Thoughts from India #4: India’s Status Gap

My time in India has almost come to an end. I’ve thoroughly enjoyed many aspects of my trip, but there’s one thing that I really won’t miss about this place. One thing that frustrates me but upsets me even more, and that’s India’s huge status gap.

Now it’s common here to have cleaners, dish washing helpers, ladies to do your laundry, drivers. At first I found it a strange and somewhat awkward concept, that someone was washing your five plates, or bringing you a glass of water on a tray because you’re thirsty. But this is completely normal here. On the plus side, you’re offering people jobs.

But what I find hugely discomforting is the way these people treat their workers. The minute you have just a little bit more money, you’re rich. And if you have a little bit less, you’re poor and must abide by the rules of the people you’re working for. And take their BS. And chase them like a dog.

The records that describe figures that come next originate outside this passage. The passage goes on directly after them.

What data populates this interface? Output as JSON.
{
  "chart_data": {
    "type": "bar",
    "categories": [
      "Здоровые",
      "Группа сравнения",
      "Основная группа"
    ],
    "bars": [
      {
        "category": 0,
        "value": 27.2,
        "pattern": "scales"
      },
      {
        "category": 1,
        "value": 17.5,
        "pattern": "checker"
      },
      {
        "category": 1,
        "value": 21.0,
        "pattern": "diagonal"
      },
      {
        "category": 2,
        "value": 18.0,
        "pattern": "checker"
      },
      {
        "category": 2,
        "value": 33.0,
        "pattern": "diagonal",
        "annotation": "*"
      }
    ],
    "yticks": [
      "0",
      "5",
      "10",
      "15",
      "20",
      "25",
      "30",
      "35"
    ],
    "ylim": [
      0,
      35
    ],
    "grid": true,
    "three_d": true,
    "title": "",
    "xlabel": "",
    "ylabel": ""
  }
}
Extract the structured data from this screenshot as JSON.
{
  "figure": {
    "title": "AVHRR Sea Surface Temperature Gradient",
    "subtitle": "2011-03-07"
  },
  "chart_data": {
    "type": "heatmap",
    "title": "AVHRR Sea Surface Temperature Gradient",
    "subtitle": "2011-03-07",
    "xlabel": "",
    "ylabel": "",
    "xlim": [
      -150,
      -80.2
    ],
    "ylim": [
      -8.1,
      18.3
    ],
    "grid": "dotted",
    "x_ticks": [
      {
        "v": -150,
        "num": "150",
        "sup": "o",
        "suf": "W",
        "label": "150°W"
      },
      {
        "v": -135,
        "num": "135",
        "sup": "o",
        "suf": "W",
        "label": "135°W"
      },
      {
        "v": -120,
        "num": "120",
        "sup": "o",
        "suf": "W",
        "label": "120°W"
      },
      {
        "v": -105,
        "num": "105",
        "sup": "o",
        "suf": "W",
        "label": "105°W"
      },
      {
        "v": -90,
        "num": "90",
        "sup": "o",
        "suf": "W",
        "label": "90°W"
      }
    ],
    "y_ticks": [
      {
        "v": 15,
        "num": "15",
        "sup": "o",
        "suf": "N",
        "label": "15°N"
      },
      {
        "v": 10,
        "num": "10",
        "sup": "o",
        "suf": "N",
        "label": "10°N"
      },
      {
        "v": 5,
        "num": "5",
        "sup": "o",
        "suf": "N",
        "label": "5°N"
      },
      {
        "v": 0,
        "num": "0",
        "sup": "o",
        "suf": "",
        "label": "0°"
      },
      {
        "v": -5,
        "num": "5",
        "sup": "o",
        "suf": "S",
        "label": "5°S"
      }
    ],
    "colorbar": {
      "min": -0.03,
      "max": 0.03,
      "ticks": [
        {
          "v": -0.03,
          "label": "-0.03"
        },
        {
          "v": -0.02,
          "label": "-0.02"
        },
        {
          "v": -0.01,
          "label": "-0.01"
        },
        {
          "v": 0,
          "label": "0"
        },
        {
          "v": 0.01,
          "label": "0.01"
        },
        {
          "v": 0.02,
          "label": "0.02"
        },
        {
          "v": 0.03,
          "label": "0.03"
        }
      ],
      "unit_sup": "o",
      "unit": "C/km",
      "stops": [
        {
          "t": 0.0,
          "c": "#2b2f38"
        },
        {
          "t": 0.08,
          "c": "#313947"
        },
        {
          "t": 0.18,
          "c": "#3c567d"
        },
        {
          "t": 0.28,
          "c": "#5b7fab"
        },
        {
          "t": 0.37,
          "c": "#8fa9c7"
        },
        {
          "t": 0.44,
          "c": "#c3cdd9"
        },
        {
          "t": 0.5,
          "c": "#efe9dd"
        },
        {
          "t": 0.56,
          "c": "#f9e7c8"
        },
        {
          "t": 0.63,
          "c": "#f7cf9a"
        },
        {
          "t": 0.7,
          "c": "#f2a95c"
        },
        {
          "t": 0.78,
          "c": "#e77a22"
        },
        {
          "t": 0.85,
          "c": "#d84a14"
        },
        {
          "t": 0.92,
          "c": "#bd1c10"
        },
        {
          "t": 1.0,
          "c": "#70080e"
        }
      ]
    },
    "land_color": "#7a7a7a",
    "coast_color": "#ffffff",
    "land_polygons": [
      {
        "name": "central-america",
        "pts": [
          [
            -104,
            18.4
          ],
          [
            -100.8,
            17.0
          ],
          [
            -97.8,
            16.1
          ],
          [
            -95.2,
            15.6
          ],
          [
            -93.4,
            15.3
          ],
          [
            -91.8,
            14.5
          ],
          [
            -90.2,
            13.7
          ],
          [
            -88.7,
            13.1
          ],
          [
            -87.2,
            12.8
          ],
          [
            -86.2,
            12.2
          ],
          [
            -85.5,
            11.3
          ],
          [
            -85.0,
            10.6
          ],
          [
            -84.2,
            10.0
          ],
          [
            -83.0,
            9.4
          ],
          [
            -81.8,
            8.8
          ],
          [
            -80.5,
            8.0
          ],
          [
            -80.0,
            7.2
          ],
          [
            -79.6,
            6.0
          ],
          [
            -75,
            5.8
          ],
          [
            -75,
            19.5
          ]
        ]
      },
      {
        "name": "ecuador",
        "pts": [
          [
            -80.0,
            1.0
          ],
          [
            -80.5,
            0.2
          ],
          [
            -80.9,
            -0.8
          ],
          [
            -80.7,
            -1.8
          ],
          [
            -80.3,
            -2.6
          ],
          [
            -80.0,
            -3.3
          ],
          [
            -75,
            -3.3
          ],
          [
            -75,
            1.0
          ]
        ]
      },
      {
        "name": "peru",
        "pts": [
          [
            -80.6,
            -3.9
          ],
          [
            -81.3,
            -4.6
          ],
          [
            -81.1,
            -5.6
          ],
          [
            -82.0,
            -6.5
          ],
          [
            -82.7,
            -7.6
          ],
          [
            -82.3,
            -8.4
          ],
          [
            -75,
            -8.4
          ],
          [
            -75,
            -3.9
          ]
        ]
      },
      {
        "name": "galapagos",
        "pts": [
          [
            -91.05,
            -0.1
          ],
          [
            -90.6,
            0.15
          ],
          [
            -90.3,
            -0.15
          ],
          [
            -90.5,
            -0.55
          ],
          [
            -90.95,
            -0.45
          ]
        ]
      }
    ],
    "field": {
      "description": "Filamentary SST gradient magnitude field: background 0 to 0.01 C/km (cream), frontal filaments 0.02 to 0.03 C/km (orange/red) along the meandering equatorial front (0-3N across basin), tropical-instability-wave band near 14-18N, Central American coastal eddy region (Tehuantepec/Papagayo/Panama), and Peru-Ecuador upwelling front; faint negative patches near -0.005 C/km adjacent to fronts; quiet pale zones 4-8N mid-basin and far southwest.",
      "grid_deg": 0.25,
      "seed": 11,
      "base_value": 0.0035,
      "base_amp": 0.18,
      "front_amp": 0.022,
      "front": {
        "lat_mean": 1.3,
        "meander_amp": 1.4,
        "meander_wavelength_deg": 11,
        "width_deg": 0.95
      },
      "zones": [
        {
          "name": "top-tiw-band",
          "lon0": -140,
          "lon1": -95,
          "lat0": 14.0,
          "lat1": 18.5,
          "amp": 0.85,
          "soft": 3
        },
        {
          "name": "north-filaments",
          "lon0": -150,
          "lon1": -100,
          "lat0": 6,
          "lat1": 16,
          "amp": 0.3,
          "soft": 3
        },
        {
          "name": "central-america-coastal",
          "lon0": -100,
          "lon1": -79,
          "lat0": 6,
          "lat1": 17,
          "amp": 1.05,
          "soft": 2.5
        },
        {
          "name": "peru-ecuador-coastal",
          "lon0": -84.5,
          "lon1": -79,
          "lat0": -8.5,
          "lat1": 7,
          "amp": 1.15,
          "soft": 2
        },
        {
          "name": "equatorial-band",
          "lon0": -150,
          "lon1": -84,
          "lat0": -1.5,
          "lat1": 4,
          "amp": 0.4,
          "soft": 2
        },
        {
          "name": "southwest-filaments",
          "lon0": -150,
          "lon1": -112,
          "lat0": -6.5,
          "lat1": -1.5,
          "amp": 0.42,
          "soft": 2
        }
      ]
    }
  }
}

And do every little thing for them at that exact second, even if it’s extremely inconvenient. And then take the blame for everything that isn’t done as wished.

My worst experience was when I was teaching at the school in Bihar. I used to come to school everyday with the principal, his wife and their 10-year-old daughter. The principal would drive right up to the entrance, get out and walk straight in. No closing the door, no picking up his briefcase which was in the seat right beside him. And then you have the workers scrambling behind him, closing the door, picking up his briefcase, and picking up everything else the wife decided to leave for them. It just doesn’t make sense. It takes about one second to reach for your briefcase and probably half a second to close the door that your body presses up against anyway.

And then when school ends, the principal, his wife and their daughter walk out of the office with nothing in their hand, even though it’s only one briefcase and one schoolbag that needs escorting to the car. And if the workers aren’t already loading the car by the time the family reaches (which would mean they would have to grab the bags and then run in front of them so they’re ahead…), God help them all. The wife starts flailing her arms in the air saying “Hai Bhagwan” (Oh Lord) and complains about how incompetent the workers are.

I could go on and on about how disgusting these people act. I can’t speak for everyone, but I’ve seen this way too much here. The most embarrassing part is that I was attached to this family and had to drive to and from school with them. Nobody was picking up after me.

The problem here isn’t that you have people working for you, it’s knowing how to treat them. These men and women are working to make money just like the rest of us. Save them their dignity and show them respect. Because I tell you, these people are hands down some of the most genuine and hardworking people here in India.